Now it's totally OK to break all that with AJAX and "text-as-apps"... I much prefer the days of the old web.
e.g. you click a link in your email and it takes you to "www.foo.com/somethingWithParametersAndImportantStuff", foo.com detects you're on a phone and redirects you to their mobile homepage at "m.foo.com", blowing away your URL or even better not supporting your particular URL's page in the mobile site... where... your mobile browser could've just rendered the original site, albeit pinched.
It comes to mind because I'm currently dealing with this as an issue with UPS.com. We're halfway to 2017, people! How can we be having these problems.... :-)
Anyone know where I can find publication dates for individual comics? I don't see anything on the comic's page.
Flash never really was a problem for me; very very few used it for anything critical. It was mostly for entertainment and media that has no value for me. I lived just fine with no flash installed, and got performance & security benefits for simply not having it. Living with JS (and other obnoxious features) disabled, on the other hand, has gotten really fucking difficult now.
And frankly the "best viewed in whatever" websites weren't a problem either. On one hand it was mostly fanboyism. On the other, web designers using some niche feature that had no real impact on functionality or my ability to read & navigate the content. Again, I don't recall ever having to switch to another browser because of that. So it really was better for me back in the day.
Actually there was a period (end of the 90s, early 2000s) where flash was pervasively used to build entire sites. They were worse than single pages app of today. Completely broke browser history, urls etc... Those are similar complaints to today but now that APIs and workaround exit, it's mostly laziness that prevent people from properly building apps that avoid these pitfalls.
"And frankly the "best viewed in whatever" websites weren't a problem either".
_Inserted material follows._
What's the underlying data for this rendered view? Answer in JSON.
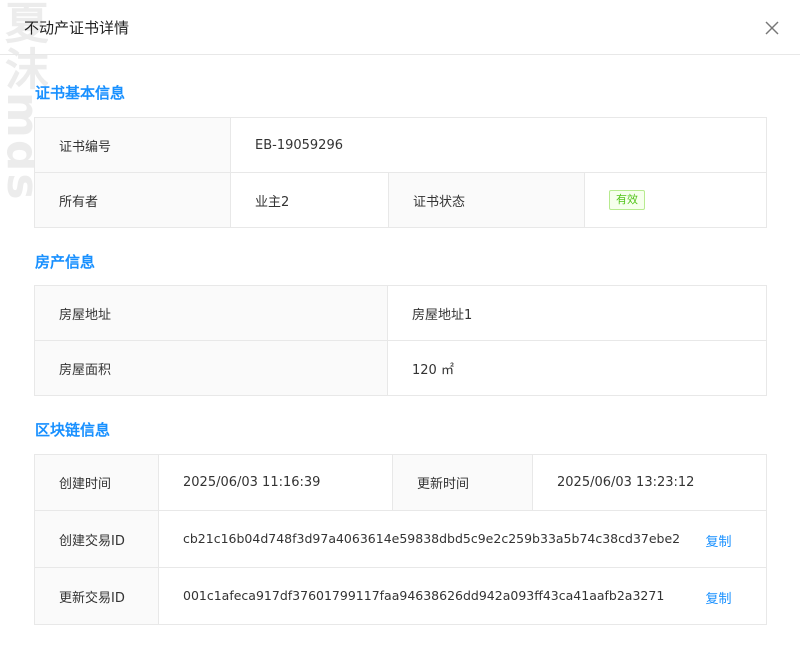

There were days where not having a windows machine with IE installed meant not being able to bank online, access university course website etc... This is no longer an issue that I run into much in 2016.
"Living with JS (and other obnoxious features) disabled, on the other hand, has gotten really fucking difficult now."
That used to be the case too with Flash (and java to a smaller extent). Without flash many many sites were completely broken. This obviously got better with time to the point where it's hard to remember but it was pretty horrible to try to use the web without flash circa 2000-2006 or so.
I get that some want JS disabled but it's the only cross browser method of achieving certain interactive experiences on the web. It's not new technology and has been around since the earliest days of the web. The percentage of people with JS disabled is so low (less than 1% in sites on many sites I've dealt with) that it was very hard to justify the added effort to support both (in the case of the sites I worked on, they were large enough that the effort was made). As the web becomes used for more and more use cases, it's going to be hard to keep accommodating a very small minority of users. If JS wasn't there, something else would have to exist to do what it does.
That's a pretty low bar.
We have "best viewed in Chrome" today, which is no different.
A crappy, lazy developer won't care about state history. A good developer will. You can do things right if you want to. It's more work but not a huge amount more.
https://developer.mozilla.org/en-US/docs/Web/API/History_API...
Just as a pointer, using this "portmanteau as diss" discourse style is generally a bad idea if you want to be persuasive to people who aren't sure yet whether or not they agree with you, rather than just "preaching to the choir" who already share your views. The rest of your comment made some decent points, but name-calling like this just comes off as childish.